I'm still in the middle of it, and it's slow going. The author describes, at lenght, each of Barker's plays and stories. He tells us of the plot, themes, 'and then this happened's, and he quotes the stories as well. I could read the stories myself and get a better understanding. What I want with this book is the story of Barker, not the stories of Barker. I need to develop my skimming skills.....
Started reading this as research for my dissertation. Haven't actually read it all, but I love it. Clive Barker is so cool, and Douglas Winter incorporates the literary analysis with the personal really well. Don't necessarily expect a full biography, but it's a good introduction to a lot of his work.
A superb and exhaustive insight into the life, heart, mind and work of one of my favourite creators. I return to it often to read about the stories behind Barker's stories, and find fresh inspiration for my own.

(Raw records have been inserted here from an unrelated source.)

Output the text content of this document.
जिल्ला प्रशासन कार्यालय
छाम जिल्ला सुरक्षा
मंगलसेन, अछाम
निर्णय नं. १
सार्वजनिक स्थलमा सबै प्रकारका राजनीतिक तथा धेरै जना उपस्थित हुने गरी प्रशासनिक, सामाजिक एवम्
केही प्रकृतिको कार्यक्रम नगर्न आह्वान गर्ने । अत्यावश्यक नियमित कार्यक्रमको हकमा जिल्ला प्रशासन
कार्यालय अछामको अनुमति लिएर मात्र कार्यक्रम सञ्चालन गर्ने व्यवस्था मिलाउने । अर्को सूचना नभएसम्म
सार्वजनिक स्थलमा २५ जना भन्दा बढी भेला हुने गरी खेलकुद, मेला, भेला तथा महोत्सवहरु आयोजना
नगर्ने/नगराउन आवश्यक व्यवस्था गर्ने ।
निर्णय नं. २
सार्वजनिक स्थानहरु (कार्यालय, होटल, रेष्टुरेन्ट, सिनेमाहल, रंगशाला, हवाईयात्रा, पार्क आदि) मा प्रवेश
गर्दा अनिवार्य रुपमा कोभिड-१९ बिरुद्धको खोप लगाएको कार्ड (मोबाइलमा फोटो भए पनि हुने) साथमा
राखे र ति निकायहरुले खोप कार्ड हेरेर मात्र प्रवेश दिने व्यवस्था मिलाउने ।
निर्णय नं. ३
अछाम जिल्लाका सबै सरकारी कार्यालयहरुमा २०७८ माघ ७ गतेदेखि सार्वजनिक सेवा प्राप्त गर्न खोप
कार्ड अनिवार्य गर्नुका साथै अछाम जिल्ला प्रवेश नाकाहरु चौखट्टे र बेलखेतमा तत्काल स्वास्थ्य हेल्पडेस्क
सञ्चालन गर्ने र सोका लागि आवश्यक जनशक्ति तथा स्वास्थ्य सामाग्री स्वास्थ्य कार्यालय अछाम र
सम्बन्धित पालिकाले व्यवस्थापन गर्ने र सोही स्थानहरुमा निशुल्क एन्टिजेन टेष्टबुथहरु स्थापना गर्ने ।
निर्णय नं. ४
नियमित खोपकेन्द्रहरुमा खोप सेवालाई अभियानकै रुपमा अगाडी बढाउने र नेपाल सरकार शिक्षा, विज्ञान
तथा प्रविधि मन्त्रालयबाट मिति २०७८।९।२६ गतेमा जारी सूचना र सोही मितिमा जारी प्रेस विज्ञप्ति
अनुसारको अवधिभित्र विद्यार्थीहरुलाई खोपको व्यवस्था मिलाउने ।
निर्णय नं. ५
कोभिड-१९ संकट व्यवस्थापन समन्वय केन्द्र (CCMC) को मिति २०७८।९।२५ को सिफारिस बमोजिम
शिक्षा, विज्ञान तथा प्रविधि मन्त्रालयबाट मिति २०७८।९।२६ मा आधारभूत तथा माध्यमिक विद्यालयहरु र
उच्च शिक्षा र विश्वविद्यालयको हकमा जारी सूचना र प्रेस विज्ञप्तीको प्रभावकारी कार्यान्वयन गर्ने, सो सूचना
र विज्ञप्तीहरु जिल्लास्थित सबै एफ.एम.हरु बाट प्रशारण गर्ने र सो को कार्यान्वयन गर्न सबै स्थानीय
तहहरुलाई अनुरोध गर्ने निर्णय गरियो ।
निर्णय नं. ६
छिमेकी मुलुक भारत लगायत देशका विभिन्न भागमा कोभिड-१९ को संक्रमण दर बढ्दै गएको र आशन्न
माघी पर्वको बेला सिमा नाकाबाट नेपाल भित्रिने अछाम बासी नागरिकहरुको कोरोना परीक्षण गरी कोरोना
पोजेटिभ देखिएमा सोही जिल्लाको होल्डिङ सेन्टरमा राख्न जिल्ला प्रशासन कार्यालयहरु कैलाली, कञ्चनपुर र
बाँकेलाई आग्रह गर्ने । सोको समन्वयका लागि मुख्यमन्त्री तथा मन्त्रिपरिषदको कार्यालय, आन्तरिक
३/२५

While it was interesting to read a bit more about this great author, the writing started to get on my nerves after about fifty pages and the long, winding descriptions about his plays while in school I found just uninteresting. Even the chapters about his books were mostly outlines of the stories, and for me the book just didn't deliver. Had the feeling I would much rather read some of his books again than plough through this dull work. A man with a mind like Barker's deserves a better biography.

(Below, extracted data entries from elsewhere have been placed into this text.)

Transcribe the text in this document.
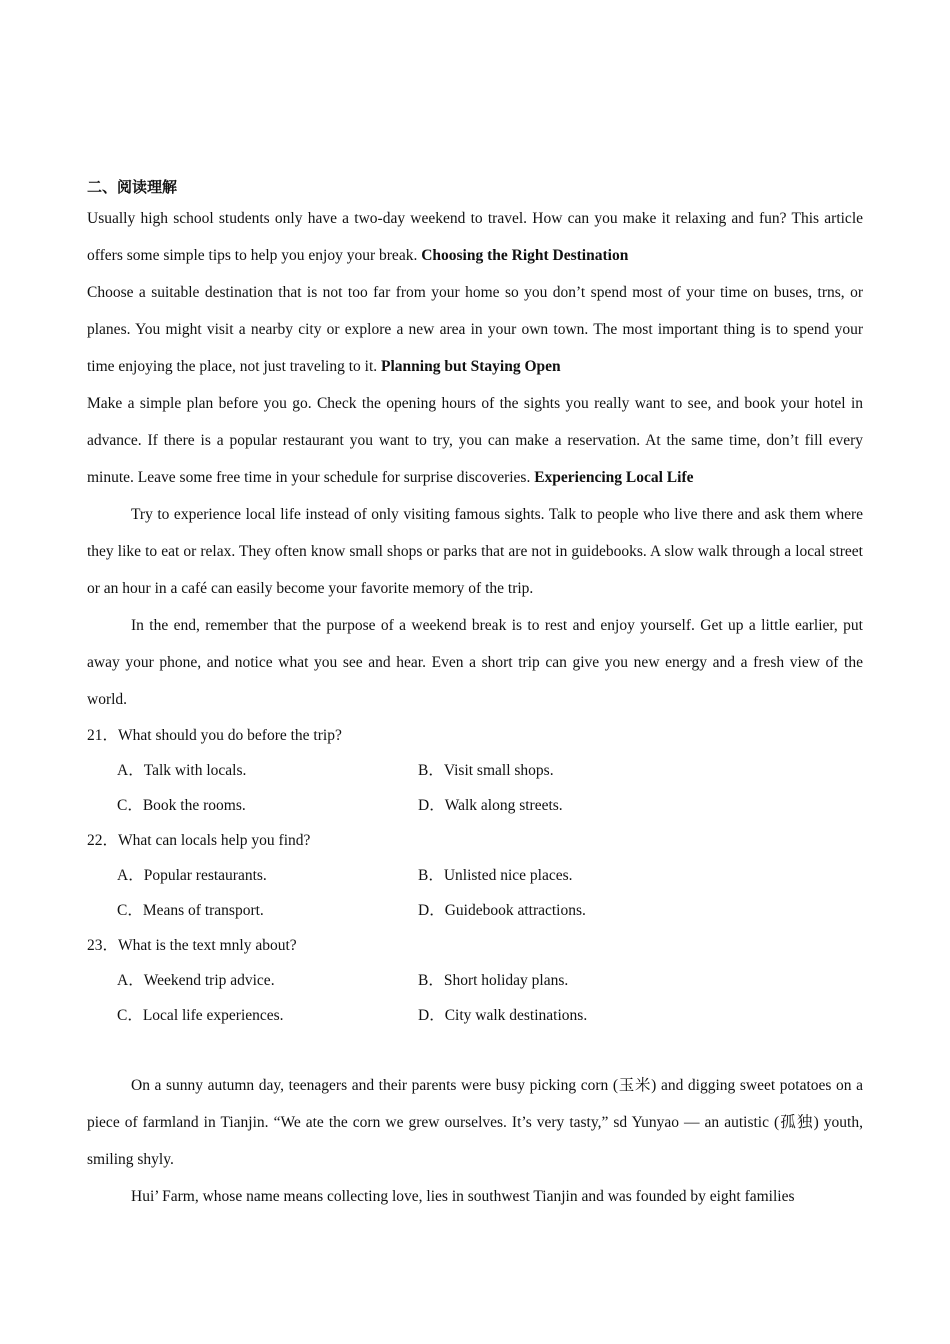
二、阅读理解

Usually high school students only have a two-day weekend to travel. How can you make it relaxing and fun? This article offers some simple tips to help you enjoy your break. Choosing the Right Destination

Choose a suitable destination that is not too far from your home so you don’t spend most of your time on buses, trns, or planes. You might visit a nearby city or explore a new area in your own town. The most important thing is to spend your time enjoying the place, not just traveling to it. Planning but Staying Open

Make a simple plan before you go. Check the opening hours of the sights you really want to see, and book your hotel in advance. If there is a popular restaurant you want to try, you can make a reservation. At the same time, don’t fill every minute. Leave some free time in your schedule for surprise discoveries. Experiencing Local Life

Try to experience local life instead of only visiting famous sights. Talk to people who live there and ask them where they like to eat or relax. They often know small shops or parks that are not in guidebooks. A slow walk through a local street or an hour in a café can easily become your favorite memory of the trip.

In the end, remember that the purpose of a weekend break is to rest and enjoy yourself. Get up a little earlier, put away your phone, and notice what you see and hear. Even a short trip can give you new energy and a fresh view of the world.

21．What should you do before the trip?

A．Talk with locals.	B．Visit small shops.
C．Book the rooms.	D．Walk along streets.

22．What can locals help you find?

A．Popular restaurants.	B．Unlisted nice places.
C．Means of transport.	D．Guidebook attractions.

23．What is the text mnly about?

A．Weekend trip advice.	B．Short holiday plans.
C．Local life experiences.	D．City walk destinations.

On a sunny autumn day, teenagers and their parents were busy picking corn (玉米) and digging sweet potatoes on a piece of farmland in Tianjin. “We ate the corn we grew ourselves. It’s very tasty,” sd Yunyao — an autistic (孤独) youth, smiling shyly.

Hui’ Farm, whose name means collecting love, lies in southwest Tianjin and was founded by eight families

This book took me over a year to read. Overall, it's a good read just a lot to digest. The book takes a lot of time going through entire plots of his plays, books and films. So, if you never have or never plan on reading any of his works, this book will be more for you. I wish it focused more on the behind the scenes of things or his life stories a little more.
Let me preface this review with this: I LOVE Clive Barker. If he published a book of his grocery lists from the last 20 years, I would buy it.
So naturally I thought this would be an awesome book. Not really. 80% was nothing more than a rehash of his novels - which I already read! If I wanted to reread them, I would.
On top of that, the writing was so dry I found myself falling asleep as I was reading it.
This book could have easily been half the size had the author just stuck more to Clive's life and less to his well known body of work.
I couldn't wait to start the book when I first got it. Actually had to put it down because I couldn't get into it. Tried to read it a second time and forced my way through - with the knowledge that it will actually end.
Exhaustively complete, this is about as good a resource of Clive Barker and his work (the biography takes him from birth right up to publication) that you're likely to ever get. Taking in his early films, the Dog Company and his theatre work, his Hollywood experiences and on, this is a terrific read. Very highly recommended.